Unfortunately, I don't know enough about executables to be able to make sense of it, though I did find strings like "Address %p has no image-section VirtualQuery failed for %d bytes at address %p" buried among the usual garble of characters in an .exe.
Of course, this isn't a serious problem, but I'd like to know why it's happening.
Why is this 128kb minimum happening? Does it have something to do with my 64-bit OS, or perhaps with a quirk of my compiler?
Short answer: it depends.
Long answer: it depends on what operating system you have and how it handles executables.
Most (if not all) compilers of programming languages do not break it down to the absolute, raw x86/ARM/other architecture's machine code. Instead, after they pack your source code into a .o (object) file, they then bring the .o and its libraries and "link" it all together, in such a way that it forms a standard executable format. These "executable formats" are essentially system-specific file formats that contain low level, very-close-to-machine-code instructions that the OS interprets in such a way that it can relay those low-level instructions to the CPU in the form of machine-code instructions.

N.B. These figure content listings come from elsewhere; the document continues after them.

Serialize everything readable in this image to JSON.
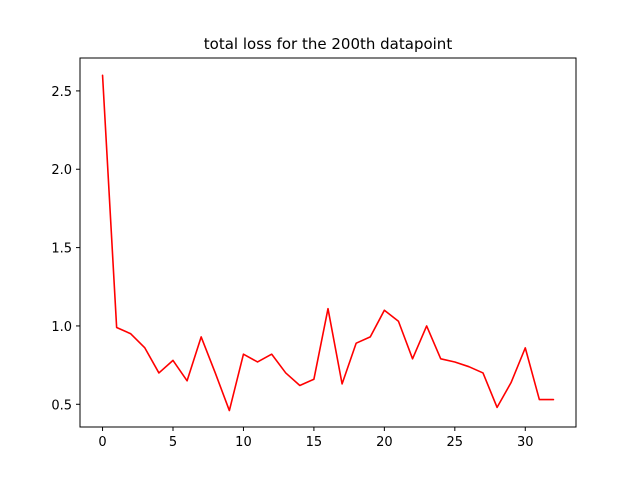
{
  "chart_data": {
    "type": "line",
    "title": "total loss for the 200th datapoint",
    "xlabel": "",
    "ylabel": "",
    "xlim": [
      -1.6,
      33.6
    ],
    "ylim": [
      0.355,
      2.71
    ],
    "xticks": [
      0,
      5,
      10,
      15,
      20,
      25,
      30
    ],
    "yticks": [
      0.5,
      1.0,
      1.5,
      2.0,
      2.5
    ],
    "ytick_labels": [
      "0.5",
      "1.0",
      "1.5",
      "2.0",
      "2.5"
    ],
    "grid": false,
    "legend": "none",
    "series": [
      {
        "color": "#ff0000",
        "x": [
          0,
          1,
          2,
          3,
          4,
          5,
          6,
          7,
          8,
          9,
          10,
          11,
          12,
          13,
          14,
          15,
          16,
          17,
          18,
          19,
          20,
          21,
          22,
          23,
          24,
          25,
          26,
          27,
          28,
          29,
          30,
          31,
          32
        ],
        "y": [
          2.6,
          0.99,
          0.95,
          0.86,
          0.7,
          0.78,
          0.65,
          0.93,
          0.7,
          0.46,
          0.82,
          0.77,
          0.82,
          0.7,
          0.62,
          0.66,
          1.11,
          0.63,
          0.89,
          0.93,
          1.1,
          1.03,
          0.79,
          1.0,
          0.79,
          0.77,
          0.74,
          0.7,
          0.48,
          0.64,
          0.86,
          0.53,
          0.53
        ]
      }
    ]
  }
}
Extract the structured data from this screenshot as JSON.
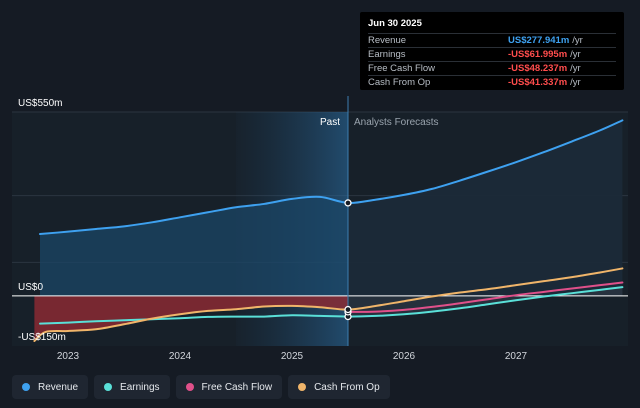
{
  "tooltip": {
    "date": "Jun 30 2025",
    "rows": [
      {
        "label": "Revenue",
        "value": "US$277.941m",
        "unit": "/yr",
        "color": "#3ea1f0"
      },
      {
        "label": "Earnings",
        "value": "-US$61.995m",
        "unit": "/yr",
        "color": "#ff4d4d"
      },
      {
        "label": "Free Cash Flow",
        "value": "-US$48.237m",
        "unit": "/yr",
        "color": "#ff4d4d"
      },
      {
        "label": "Cash From Op",
        "value": "-US$41.337m",
        "unit": "/yr",
        "color": "#ff4d4d"
      }
    ]
  },
  "legend": [
    {
      "label": "Revenue",
      "color": "#3ea1f0"
    },
    {
      "label": "Earnings",
      "color": "#5ae0d8"
    },
    {
      "label": "Free Cash Flow",
      "color": "#e0508a"
    },
    {
      "label": "Cash From Op",
      "color": "#f0b56a"
    }
  ],
  "chart_data": {
    "type": "line",
    "title": "",
    "y_axis_labels": [
      "US$550m",
      "US$0",
      "-US$150m"
    ],
    "ylim": [
      -150,
      550
    ],
    "xlim": [
      2022.5,
      2028.0
    ],
    "x_ticks": [
      "2023",
      "2024",
      "2025",
      "2026",
      "2027"
    ],
    "x_tick_values": [
      2023,
      2024,
      2025,
      2026,
      2027
    ],
    "past_label": "Past",
    "forecast_label": "Analysts Forecasts",
    "divider_x": 2025.5,
    "highlight_start_x": 2024.5,
    "series": [
      {
        "name": "Revenue",
        "color": "#3ea1f0",
        "x": [
          2022.75,
          2023.0,
          2023.25,
          2023.5,
          2023.75,
          2024.0,
          2024.25,
          2024.5,
          2024.75,
          2025.0,
          2025.25,
          2025.5,
          2025.75,
          2026.0,
          2026.25,
          2026.5,
          2026.75,
          2027.0,
          2027.25,
          2027.5,
          2027.75,
          2027.95
        ],
        "values": [
          185,
          192,
          200,
          208,
          220,
          235,
          250,
          265,
          275,
          290,
          296,
          278,
          288,
          302,
          320,
          345,
          372,
          400,
          430,
          462,
          495,
          525
        ]
      },
      {
        "name": "Earnings",
        "color": "#5ae0d8",
        "x": [
          2022.75,
          2023.0,
          2023.25,
          2023.5,
          2023.75,
          2024.0,
          2024.25,
          2024.5,
          2024.75,
          2025.0,
          2025.25,
          2025.5,
          2025.75,
          2026.0,
          2026.25,
          2026.5,
          2026.75,
          2027.0,
          2027.25,
          2027.5,
          2027.75,
          2027.95
        ],
        "values": [
          -83,
          -80,
          -76,
          -73,
          -70,
          -67,
          -63,
          -62,
          -62,
          -58,
          -60,
          -62,
          -60,
          -55,
          -47,
          -37,
          -25,
          -13,
          -2,
          8,
          18,
          26
        ]
      },
      {
        "name": "Free Cash Flow",
        "color": "#e0508a",
        "x": [
          2025.5,
          2025.75,
          2026.0,
          2026.25,
          2026.5,
          2026.75,
          2027.0,
          2027.25,
          2027.5,
          2027.75,
          2027.95
        ],
        "values": [
          -48,
          -47,
          -42,
          -33,
          -22,
          -10,
          2,
          12,
          22,
          32,
          40
        ]
      },
      {
        "name": "Cash From Op",
        "color": "#f0b56a",
        "x": [
          2022.7,
          2022.8,
          2023.0,
          2023.25,
          2023.5,
          2023.75,
          2024.0,
          2024.25,
          2024.5,
          2024.75,
          2025.0,
          2025.25,
          2025.5,
          2025.75,
          2026.0,
          2026.25,
          2026.5,
          2026.75,
          2027.0,
          2027.25,
          2027.5,
          2027.75,
          2027.95
        ],
        "values": [
          -135,
          -108,
          -105,
          -100,
          -85,
          -68,
          -55,
          -45,
          -40,
          -32,
          -30,
          -34,
          -41,
          -30,
          -16,
          -2,
          10,
          20,
          32,
          44,
          56,
          70,
          82
        ]
      }
    ]
  }
}
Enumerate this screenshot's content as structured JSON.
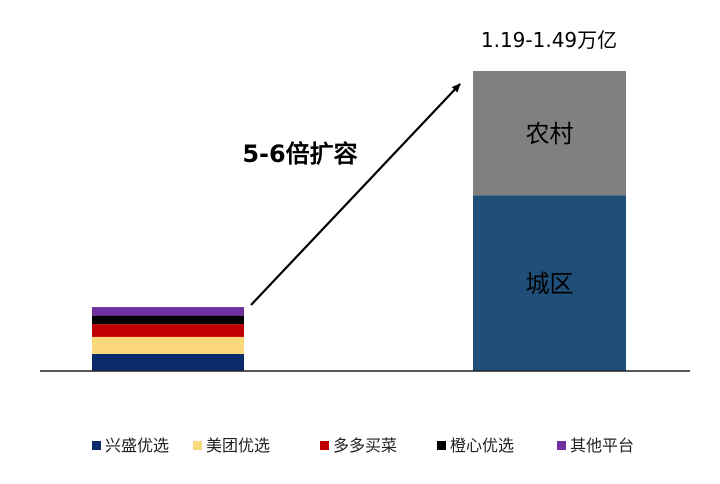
{
  "chart_data": {
    "type": "bar",
    "stacked": true,
    "categories": [
      "",
      ""
    ],
    "series": [
      {
        "name": "兴盛优选",
        "color": "#0a2a6b",
        "values": [
          1,
          null
        ]
      },
      {
        "name": "美团优选",
        "color": "#fbd97a",
        "values": [
          1,
          null
        ]
      },
      {
        "name": "多多买菜",
        "color": "#c00000",
        "values": [
          0.75,
          null
        ]
      },
      {
        "name": "橙心优选",
        "color": "#000000",
        "values": [
          0.5,
          null
        ]
      },
      {
        "name": "其他平台",
        "color": "#7030a0",
        "values": [
          0.5,
          null
        ]
      },
      {
        "segment": "城区",
        "color": "#1f4e79",
        "values": [
          null,
          10.3
        ]
      },
      {
        "segment": "农村",
        "color": "#808080",
        "values": [
          null,
          7.3
        ]
      }
    ],
    "bar_total_label": "1.19-1.49万亿",
    "annotation": "5-6倍扩容",
    "legend_position": "bottom",
    "grid": false
  }
}
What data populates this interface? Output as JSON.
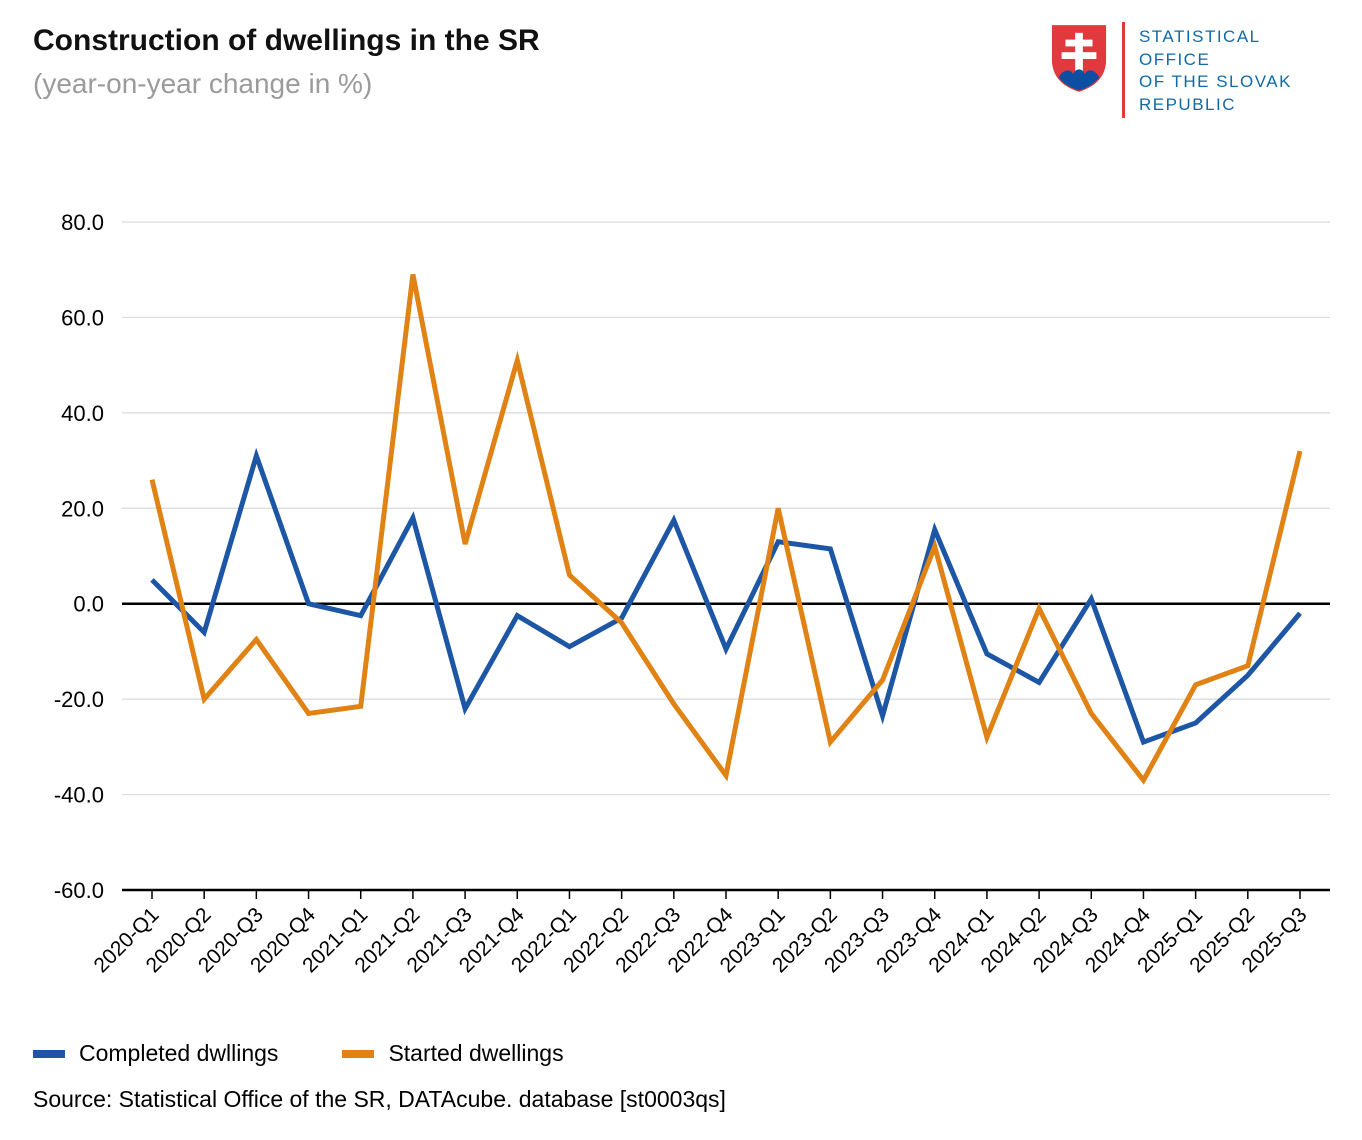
{
  "header": {
    "title": "Construction of dwellings in the SR",
    "subtitle": "(year-on-year change in %)"
  },
  "logo": {
    "lines": [
      "STATISTICAL",
      "OFFICE",
      "OF THE SLOVAK",
      "REPUBLIC"
    ],
    "text_color": "#0e6ba8",
    "shield_red": "#e03a3e",
    "shield_blue": "#0b4ea2"
  },
  "chart_data": {
    "type": "line",
    "title": "Construction of dwellings in the SR (year-on-year change in %)",
    "categories": [
      "2020-Q1",
      "2020-Q2",
      "2020-Q3",
      "2020-Q4",
      "2021-Q1",
      "2021-Q2",
      "2021-Q3",
      "2021-Q4",
      "2022-Q1",
      "2022-Q2",
      "2022-Q3",
      "2022-Q4",
      "2023-Q1",
      "2023-Q2",
      "2023-Q3",
      "2023-Q4",
      "2024-Q1",
      "2024-Q2",
      "2024-Q3",
      "2024-Q4",
      "2025-Q1",
      "2025-Q2",
      "2025-Q3"
    ],
    "series": [
      {
        "name": "Completed dwllings",
        "color": "#1d56a5",
        "values": [
          5,
          -6,
          31,
          0,
          -2.5,
          18,
          -22,
          -2.5,
          -9,
          -3,
          17.5,
          -9.5,
          13,
          11.5,
          -23.5,
          15.5,
          -10.5,
          -16.5,
          1,
          -29,
          -25,
          -15,
          -2
        ]
      },
      {
        "name": "Started dwellings",
        "color": "#e08214",
        "values": [
          26,
          -20,
          -7.5,
          -23,
          -21.5,
          69,
          12.5,
          51,
          6,
          -4,
          -21,
          -36,
          20,
          -29,
          -16,
          12,
          -28,
          -1,
          -23,
          -37,
          -17,
          -13,
          32
        ]
      }
    ],
    "xlabel": "",
    "ylabel": "",
    "ylim": [
      -60,
      80
    ],
    "ytick_step": 20,
    "ytick_format_decimals": 1,
    "grid": true,
    "legend_position": "bottom-left"
  },
  "source": "Source: Statistical Office of the SR, DATAcube. database [st0003qs]"
}
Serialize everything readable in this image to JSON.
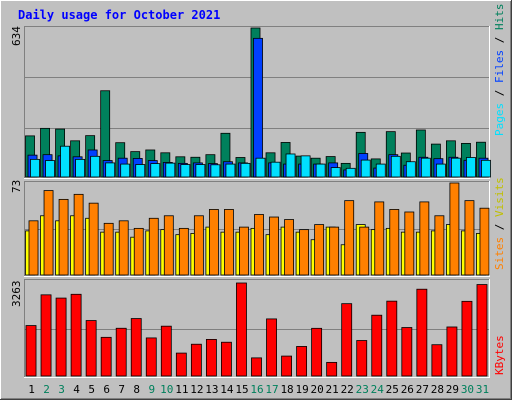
{
  "title": "Daily usage for October 2021",
  "colors": {
    "background": "#c0c0c0",
    "title": "#0000ff",
    "hits": "#00805c",
    "files": "#0040ff",
    "pages": "#00e0ff",
    "visits": "#ffff00",
    "sites": "#ff8000",
    "kbytes": "#ff0000",
    "weekend_label": "#00805c",
    "weekday_label": "#000000"
  },
  "chart_data": [
    {
      "type": "bar",
      "name": "hits-files-pages",
      "ymax_label": "634",
      "ylim": [
        0,
        634
      ],
      "series": [
        {
          "name": "Hits",
          "values": [
            175,
            207,
            204,
            154,
            176,
            367,
            146,
            108,
            115,
            103,
            86,
            84,
            95,
            186,
            83,
            634,
            103,
            147,
            89,
            80,
            87,
            58,
            190,
            77,
            193,
            102,
            200,
            140,
            154,
            143,
            148
          ]
        },
        {
          "name": "Files",
          "values": [
            93,
            95,
            90,
            86,
            115,
            70,
            80,
            79,
            70,
            62,
            58,
            60,
            57,
            65,
            60,
            590,
            60,
            55,
            55,
            55,
            60,
            30,
            100,
            38,
            95,
            50,
            84,
            78,
            84,
            71,
            80
          ]
        },
        {
          "name": "Pages",
          "values": [
            75,
            70,
            131,
            75,
            88,
            60,
            55,
            53,
            57,
            59,
            53,
            53,
            52,
            55,
            58,
            80,
            63,
            98,
            90,
            55,
            40,
            37,
            72,
            55,
            88,
            65,
            80,
            55,
            80,
            83,
            71
          ]
        }
      ],
      "legend": [
        "Pages",
        "Files",
        "Hits"
      ]
    },
    {
      "type": "bar",
      "name": "visits-sites",
      "ymax_label": "73",
      "ylim": [
        0,
        73
      ],
      "series": [
        {
          "name": "Visits",
          "values": [
            35,
            47,
            43,
            47,
            45,
            34,
            34,
            30,
            35,
            36,
            32,
            33,
            38,
            34,
            34,
            37,
            32,
            38,
            34,
            28,
            38,
            24,
            40,
            36,
            37,
            34,
            34,
            35,
            40,
            35,
            33
          ]
        },
        {
          "name": "Sites",
          "values": [
            43,
            67,
            60,
            64,
            57,
            41,
            43,
            37,
            45,
            47,
            37,
            47,
            52,
            52,
            38,
            48,
            46,
            44,
            36,
            40,
            38,
            59,
            38,
            58,
            52,
            50,
            58,
            47,
            73,
            59,
            53
          ]
        }
      ],
      "legend": [
        "Sites",
        "Visits"
      ]
    },
    {
      "type": "bar",
      "name": "kbytes",
      "ymax_label": "3263",
      "ylim": [
        0,
        3263
      ],
      "series": [
        {
          "name": "KBytes",
          "values": [
            1770,
            2848,
            2734,
            2867,
            1946,
            1357,
            1675,
            2016,
            1336,
            1748,
            804,
            1115,
            1284,
            1185,
            3263,
            636,
            2003,
            699,
            1037,
            1673,
            478,
            2538,
            1245,
            2133,
            2626,
            1701,
            3045,
            1098,
            1720,
            2620,
            3209
          ]
        }
      ],
      "legend": [
        "KBytes"
      ]
    }
  ],
  "x_labels": [
    "1",
    "2",
    "3",
    "4",
    "5",
    "6",
    "7",
    "8",
    "9",
    "10",
    "11",
    "12",
    "13",
    "14",
    "15",
    "16",
    "17",
    "18",
    "19",
    "20",
    "21",
    "22",
    "23",
    "24",
    "25",
    "26",
    "27",
    "28",
    "29",
    "30",
    "31"
  ],
  "weekend_days": [
    2,
    3,
    9,
    10,
    16,
    17,
    23,
    24,
    30,
    31
  ],
  "legend_text": {
    "top": [
      {
        "text": "Pages",
        "color": "#00e0ff"
      },
      {
        "text": " / ",
        "color": "#000000"
      },
      {
        "text": "Files",
        "color": "#0040ff"
      },
      {
        "text": " / ",
        "color": "#000000"
      },
      {
        "text": "Hits",
        "color": "#00805c"
      }
    ],
    "mid": [
      {
        "text": "Sites",
        "color": "#ff8000"
      },
      {
        "text": " / ",
        "color": "#000000"
      },
      {
        "text": "Visits",
        "color": "#c0c000"
      }
    ],
    "bot": [
      {
        "text": "KBytes",
        "color": "#ff0000"
      }
    ]
  }
}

For example, I'll talk about the two most commonly used executable formats for Linux devices: ELF and ELF64 (I'll let you figure out what the namesake differences are yourself). ELF stands for Executable and Linkable Format. In every ELF-compiled program, the file starts off with a 4-byte "magic number", which is simply a hexadecimal 0x7F followed by the string "ELF" in ASCII. The next byte is set to either 1 or 2, which signifies that the program is for 32-bit or 64-bit architectures, respectively. And after that, another byte to signify the program's endianness. After that, there's a few more bytes that tell what the architecture is, and so on, until you reach a total of up to 64 bytes for the 64-bit header.
However, 64 bytes is not even close to the 128K that you have stated. That's because (aside from the fact that the windows .exe format is usually much more complex), there is the C++ standard library at fault here. For instance, let's have a look at a common use of the C++ iostream library:
#include <iostream>
int main()
{
std::cout<<"Hello, World!"<<std::endl;
return 0;
}
This program may compile to an extremely large executable on a windows system, because the moment you add iostream to your program, it adds the entire C++ standard library into it, increasing your executable's size immensely.
So, how do we rectify this problem? Simple:
Use the C standard library implementation for C++!
#include <cstdio>
int main()
{
printf("Hello, World!\n");
return 0;
}
Simply using the original C standard library can decrease your size from a couple hundred KBytes to a handful at most. The reason that this happens is simply because GCC/G++ really likes linking programs with the entire standard C++ library for some odd reason.
However, sometimes you absolutely need to use the C++-specific libraries. In that case,a lot of linkers have some kind of command-line option that essentially tells the linker "Hey, I'm only using like, 2 functions from the STDCPP library, you don't need the whole thing". On the Linux linker ld, this is the command-line option -nodefaultlibs. I'm not entirely sure what this is on windows, though. Of course, this can very quickly break a TON of calls and such in programs that make a lot of standard C++ calls.
So, in the end, I would worry more about simply re-writing your program to use the regular C functions instead of the new-fangled C++ functions, as amazing as they are. that is if you're worried about size.